Completists will have a field day picking out the musical snippets tossed like garnish on a gourmet dish by Giles.  There’s the French horn of “Penny Lane” submerged in “Glass Onion,” or the hand drums from “Within You Without You” (part of its own mash-up with “Tomorrow Never Knows”)  woven together with the sitar of “The Inner Light.” 

“Love” isn’t all clever stunts, though.  Sir George starkly scores the earliest version of “While My Guitar Gently Weeps,” and the father-son duo lovingly trace “Strawberry Fields Forever” from rough demo origins, through early takes to finished master.

Tracks presented mostly intact – “Lady Madonna,” “Back in the U.S.S.R.” and “I Want To Hold Your Hand” – are noticeably cleaned up to reveal the band’s stellar musicianship, in particular Paul McCartney’s bass playing.   

“Love” is both a puzzle for longtime fans to solve, and a perfect way to expose the Beatles to a new generation.

So what’s on tap this weekend? 

Thursday:  Jason Cann, Brown’s Tavern –  A talented guitarist who’s holding down a regular First Saturday gig at Bistro Nouveau, as well as two nights weekly at this Ascutney nightspot.  Things are jumping on the mountain, even if the natural snow hasn’t arrived.  Cann’s songbook ranges from the Grateful Dead to Dan Loggins, and goes down as easy as a cold Long Trail.

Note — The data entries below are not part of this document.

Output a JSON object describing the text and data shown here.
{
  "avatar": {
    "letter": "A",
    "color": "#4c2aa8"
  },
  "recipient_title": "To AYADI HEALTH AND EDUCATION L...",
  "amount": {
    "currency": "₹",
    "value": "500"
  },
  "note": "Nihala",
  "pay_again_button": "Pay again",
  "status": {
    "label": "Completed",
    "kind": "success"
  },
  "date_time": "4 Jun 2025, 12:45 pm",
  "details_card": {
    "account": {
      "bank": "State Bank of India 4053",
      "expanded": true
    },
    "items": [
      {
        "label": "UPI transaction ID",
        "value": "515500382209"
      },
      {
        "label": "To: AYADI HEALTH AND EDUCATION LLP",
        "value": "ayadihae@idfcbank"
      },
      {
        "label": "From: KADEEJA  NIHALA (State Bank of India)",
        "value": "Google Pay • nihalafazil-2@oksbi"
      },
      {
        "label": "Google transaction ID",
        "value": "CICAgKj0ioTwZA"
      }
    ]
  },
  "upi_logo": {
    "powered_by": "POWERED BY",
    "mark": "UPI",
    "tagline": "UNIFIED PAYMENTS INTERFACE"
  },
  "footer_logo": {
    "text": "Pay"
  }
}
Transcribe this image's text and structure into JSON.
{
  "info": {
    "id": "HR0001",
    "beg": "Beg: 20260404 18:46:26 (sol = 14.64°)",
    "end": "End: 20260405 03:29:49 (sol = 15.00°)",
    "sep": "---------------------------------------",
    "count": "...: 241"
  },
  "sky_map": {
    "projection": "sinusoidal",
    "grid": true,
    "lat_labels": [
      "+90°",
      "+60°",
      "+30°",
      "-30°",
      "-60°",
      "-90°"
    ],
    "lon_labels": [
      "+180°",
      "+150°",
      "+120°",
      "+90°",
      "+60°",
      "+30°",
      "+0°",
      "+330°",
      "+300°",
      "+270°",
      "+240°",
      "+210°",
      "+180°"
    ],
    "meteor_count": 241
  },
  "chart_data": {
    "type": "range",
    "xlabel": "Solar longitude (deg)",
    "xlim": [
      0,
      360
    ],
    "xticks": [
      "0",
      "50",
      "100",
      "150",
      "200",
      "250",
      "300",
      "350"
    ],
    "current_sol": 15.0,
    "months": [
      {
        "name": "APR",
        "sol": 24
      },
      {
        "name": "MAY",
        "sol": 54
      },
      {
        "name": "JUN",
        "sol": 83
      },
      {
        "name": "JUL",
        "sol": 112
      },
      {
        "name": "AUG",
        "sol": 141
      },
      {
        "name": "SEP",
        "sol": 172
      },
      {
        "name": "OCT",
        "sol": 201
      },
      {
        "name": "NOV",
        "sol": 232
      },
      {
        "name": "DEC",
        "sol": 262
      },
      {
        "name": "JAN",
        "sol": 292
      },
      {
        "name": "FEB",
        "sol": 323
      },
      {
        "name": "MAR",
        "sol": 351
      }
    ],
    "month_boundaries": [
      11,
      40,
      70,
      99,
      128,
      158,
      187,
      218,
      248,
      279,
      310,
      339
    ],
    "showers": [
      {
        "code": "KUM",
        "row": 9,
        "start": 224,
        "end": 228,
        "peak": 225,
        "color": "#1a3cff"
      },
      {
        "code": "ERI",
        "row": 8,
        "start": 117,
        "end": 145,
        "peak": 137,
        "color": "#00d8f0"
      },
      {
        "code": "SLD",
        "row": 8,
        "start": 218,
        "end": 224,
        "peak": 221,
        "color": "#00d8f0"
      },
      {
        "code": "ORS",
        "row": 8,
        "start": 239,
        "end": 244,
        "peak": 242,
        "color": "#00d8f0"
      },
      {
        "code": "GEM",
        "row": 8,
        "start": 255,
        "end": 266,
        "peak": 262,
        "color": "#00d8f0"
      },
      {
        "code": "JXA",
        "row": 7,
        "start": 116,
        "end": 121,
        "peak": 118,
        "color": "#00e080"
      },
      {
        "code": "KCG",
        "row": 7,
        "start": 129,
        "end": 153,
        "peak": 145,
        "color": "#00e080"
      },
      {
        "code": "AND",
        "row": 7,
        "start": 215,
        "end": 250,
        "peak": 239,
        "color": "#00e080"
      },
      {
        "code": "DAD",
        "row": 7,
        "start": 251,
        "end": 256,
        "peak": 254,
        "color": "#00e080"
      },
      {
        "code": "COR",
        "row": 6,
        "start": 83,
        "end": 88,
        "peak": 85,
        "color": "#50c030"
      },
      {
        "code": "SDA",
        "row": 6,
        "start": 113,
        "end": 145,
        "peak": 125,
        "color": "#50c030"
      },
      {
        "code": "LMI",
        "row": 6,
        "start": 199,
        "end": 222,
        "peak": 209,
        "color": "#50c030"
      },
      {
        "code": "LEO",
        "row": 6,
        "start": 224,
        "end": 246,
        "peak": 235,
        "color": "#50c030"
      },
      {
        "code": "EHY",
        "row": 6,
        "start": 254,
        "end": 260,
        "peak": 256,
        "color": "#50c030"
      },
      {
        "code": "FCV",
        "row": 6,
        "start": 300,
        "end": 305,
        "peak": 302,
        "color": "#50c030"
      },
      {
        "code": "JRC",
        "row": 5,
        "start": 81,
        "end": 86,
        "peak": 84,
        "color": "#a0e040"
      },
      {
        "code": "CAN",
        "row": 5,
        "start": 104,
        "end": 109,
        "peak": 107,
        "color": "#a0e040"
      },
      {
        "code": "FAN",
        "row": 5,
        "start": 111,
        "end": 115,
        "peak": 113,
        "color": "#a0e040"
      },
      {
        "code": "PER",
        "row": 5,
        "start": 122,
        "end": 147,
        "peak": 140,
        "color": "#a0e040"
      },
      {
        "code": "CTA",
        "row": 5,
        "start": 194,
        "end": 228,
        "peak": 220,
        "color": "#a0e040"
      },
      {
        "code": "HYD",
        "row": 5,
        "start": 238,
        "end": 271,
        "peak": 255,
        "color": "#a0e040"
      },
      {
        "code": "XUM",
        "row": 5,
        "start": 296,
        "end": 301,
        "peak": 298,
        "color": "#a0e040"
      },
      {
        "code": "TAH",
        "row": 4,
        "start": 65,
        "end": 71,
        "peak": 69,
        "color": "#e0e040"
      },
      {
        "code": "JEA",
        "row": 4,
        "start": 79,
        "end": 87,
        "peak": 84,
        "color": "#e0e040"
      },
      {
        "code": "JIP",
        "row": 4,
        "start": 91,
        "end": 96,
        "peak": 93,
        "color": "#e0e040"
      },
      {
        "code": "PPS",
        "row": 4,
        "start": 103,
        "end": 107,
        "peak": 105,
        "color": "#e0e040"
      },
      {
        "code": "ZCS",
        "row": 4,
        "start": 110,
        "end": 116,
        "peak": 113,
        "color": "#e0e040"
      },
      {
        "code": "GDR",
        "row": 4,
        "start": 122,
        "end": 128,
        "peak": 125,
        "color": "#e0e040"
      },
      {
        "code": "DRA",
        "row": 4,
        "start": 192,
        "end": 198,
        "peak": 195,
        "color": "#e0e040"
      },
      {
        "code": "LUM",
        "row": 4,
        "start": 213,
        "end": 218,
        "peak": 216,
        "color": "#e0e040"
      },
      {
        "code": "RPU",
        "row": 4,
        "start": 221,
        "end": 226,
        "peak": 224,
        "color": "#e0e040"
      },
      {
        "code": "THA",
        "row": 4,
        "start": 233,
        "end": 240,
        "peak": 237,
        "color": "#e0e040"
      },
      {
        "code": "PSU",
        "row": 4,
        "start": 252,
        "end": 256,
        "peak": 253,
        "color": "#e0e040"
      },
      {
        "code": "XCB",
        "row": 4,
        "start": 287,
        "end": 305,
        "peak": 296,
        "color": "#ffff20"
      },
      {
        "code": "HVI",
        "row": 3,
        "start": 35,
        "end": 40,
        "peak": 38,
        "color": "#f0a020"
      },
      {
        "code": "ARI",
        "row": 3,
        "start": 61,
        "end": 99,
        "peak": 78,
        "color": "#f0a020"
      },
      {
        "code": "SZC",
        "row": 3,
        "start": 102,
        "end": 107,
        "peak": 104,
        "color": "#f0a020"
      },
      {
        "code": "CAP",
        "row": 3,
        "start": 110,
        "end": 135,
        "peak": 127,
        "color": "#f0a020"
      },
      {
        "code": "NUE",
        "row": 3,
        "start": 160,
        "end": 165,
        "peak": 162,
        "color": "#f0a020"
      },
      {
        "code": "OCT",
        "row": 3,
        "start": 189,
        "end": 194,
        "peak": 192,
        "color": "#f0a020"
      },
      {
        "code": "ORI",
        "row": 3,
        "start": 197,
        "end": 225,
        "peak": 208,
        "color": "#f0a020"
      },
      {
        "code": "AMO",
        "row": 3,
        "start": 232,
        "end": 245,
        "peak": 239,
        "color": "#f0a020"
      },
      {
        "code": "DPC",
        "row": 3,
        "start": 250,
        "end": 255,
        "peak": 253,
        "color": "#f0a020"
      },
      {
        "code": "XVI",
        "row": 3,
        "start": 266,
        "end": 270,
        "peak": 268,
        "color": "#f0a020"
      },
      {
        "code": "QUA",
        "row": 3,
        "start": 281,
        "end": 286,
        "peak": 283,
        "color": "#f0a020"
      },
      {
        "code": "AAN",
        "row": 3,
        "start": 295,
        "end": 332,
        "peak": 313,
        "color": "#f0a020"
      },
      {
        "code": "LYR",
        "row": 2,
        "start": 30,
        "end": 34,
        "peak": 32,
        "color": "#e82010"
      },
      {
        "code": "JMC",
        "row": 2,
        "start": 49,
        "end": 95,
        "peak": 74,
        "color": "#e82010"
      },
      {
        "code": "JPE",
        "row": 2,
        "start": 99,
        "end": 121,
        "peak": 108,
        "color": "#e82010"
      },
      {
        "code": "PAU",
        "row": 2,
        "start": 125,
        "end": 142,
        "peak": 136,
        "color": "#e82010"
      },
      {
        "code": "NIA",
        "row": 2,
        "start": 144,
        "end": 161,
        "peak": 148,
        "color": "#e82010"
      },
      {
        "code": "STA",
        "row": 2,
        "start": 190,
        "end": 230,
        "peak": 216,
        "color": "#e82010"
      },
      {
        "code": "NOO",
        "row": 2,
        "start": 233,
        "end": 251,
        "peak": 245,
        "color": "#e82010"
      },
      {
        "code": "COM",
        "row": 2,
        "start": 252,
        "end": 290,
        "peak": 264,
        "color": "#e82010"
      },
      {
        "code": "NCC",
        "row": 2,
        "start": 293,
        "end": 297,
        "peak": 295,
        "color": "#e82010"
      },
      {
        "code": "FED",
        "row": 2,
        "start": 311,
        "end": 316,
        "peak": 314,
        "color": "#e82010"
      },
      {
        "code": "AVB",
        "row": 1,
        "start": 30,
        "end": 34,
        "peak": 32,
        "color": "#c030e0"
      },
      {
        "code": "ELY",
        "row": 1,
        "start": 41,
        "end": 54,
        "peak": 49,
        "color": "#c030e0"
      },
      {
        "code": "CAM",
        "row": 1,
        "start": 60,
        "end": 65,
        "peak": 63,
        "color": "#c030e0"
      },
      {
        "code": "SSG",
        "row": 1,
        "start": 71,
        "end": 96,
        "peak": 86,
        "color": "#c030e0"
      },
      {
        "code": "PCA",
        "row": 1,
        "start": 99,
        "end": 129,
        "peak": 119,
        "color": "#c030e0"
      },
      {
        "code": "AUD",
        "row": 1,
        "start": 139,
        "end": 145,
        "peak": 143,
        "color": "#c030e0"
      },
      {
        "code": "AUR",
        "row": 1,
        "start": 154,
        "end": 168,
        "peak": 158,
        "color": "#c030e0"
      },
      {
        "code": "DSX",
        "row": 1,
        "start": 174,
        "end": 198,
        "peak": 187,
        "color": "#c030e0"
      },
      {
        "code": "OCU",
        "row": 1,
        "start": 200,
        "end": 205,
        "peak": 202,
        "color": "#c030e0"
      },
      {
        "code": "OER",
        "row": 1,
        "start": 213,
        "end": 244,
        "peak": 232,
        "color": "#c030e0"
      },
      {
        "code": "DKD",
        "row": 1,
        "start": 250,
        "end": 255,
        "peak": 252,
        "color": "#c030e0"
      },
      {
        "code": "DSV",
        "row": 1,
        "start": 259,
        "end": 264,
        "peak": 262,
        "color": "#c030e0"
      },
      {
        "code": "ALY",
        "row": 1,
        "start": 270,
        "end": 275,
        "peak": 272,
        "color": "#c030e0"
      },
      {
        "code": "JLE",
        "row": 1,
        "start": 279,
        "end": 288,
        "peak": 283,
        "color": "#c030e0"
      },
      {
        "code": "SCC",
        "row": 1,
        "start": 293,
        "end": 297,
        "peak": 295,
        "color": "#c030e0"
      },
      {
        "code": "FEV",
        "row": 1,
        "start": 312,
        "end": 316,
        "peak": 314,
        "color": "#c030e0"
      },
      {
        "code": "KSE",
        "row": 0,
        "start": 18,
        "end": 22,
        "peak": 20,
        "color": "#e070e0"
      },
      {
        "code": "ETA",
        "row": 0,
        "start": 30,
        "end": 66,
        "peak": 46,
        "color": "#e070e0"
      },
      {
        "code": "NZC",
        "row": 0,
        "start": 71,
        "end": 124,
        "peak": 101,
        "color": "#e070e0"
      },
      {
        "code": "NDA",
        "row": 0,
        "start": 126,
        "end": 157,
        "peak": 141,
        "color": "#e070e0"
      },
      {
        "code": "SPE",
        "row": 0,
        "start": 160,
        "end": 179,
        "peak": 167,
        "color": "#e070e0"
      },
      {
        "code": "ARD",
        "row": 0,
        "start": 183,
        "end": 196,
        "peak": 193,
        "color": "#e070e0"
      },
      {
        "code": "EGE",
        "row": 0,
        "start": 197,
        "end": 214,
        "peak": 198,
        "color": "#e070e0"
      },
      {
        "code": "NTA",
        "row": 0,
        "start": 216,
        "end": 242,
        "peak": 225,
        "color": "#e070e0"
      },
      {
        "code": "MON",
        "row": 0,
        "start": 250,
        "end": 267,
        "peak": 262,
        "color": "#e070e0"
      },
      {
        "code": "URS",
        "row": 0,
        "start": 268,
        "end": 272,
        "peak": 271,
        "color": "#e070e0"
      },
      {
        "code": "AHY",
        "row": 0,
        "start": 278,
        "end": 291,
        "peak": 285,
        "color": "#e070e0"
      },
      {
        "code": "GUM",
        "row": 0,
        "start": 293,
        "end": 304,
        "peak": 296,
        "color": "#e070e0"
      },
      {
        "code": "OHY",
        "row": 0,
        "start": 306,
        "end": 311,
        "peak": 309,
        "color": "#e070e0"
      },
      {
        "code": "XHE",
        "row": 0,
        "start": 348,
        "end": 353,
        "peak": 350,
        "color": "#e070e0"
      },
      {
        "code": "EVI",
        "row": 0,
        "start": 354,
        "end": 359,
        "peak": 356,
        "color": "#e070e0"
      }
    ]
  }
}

Friday: ÓhAnleigh, Salt Hill Pub –  This northern Vermont trio plays traditional Irish music with youthful verve.  “Ain’t It Bloody Well Grand to Be Irish (And Living in the USA)” is one of my favorites, name-checking Boston and celebrating the Americanized Irish.  They’re already booked for March 17, 2007, but you can order a pint and enjoy them tonight.  Anytime’s good to celebrate St. Patrick’s Day at the Pub.   

Saturday:  The Alchemystics, Seven Barrel Brewery – From Northampton, a band described as “a marriage between dub reggae and hip-hop” lands in West Lebanon. They have a nice, clean rhythmic sound, and based on their MySpace tracks don’t seem like bling and violence-obsessed rappers.  Frontman Phaze is leaving the band next month, so this is a final chance to see the original lineup.

Sunday:  Gandalf Murphy & The Slambovian Circus of Dreams, Middle Earth – Two shows (4 and 8 PM) by the gypsy rockers, with stellar support from Sloan Wainwright (Loudon’s younger sister) and the neo-folk Kennedys.  Sarah and Pete Kennedy deserve a set of their own, and Sloan’s no slouch.  You already know how great Gandalf’s gang is, so I’d suggest that this is one of the better entertainment bargains you’re going to see this year. 

Tuesday: Winterpills, Iron Horse – Northampton’s Beatles perform a benefit for Safe Passage, who help provide programs for child victims of domestic violence.  Winterpills  recently laid down several new tracks for an upcoming (February ’07) album.   They’ve also put together a fun little YouTube video blog.  Also on the bill are the Fawns, and June Millington (of Fanny and the Slammin’ Babes).

Wednesday: Ted Mortimer and Linda Boudreault, Canoe Club –  The husband and wife team has a pretty full calendar this month.  In addition to playing Hanover’s finest downtown restaurant, they’re also appearing at Sophie & Zeke’s in Claremont Friday (December 8), where their band (Dr. Burma) headlines an end of the year party December 29.  Ted has a just-so touch on the Gibson Jazz Guitar, and Linda sings like a dream.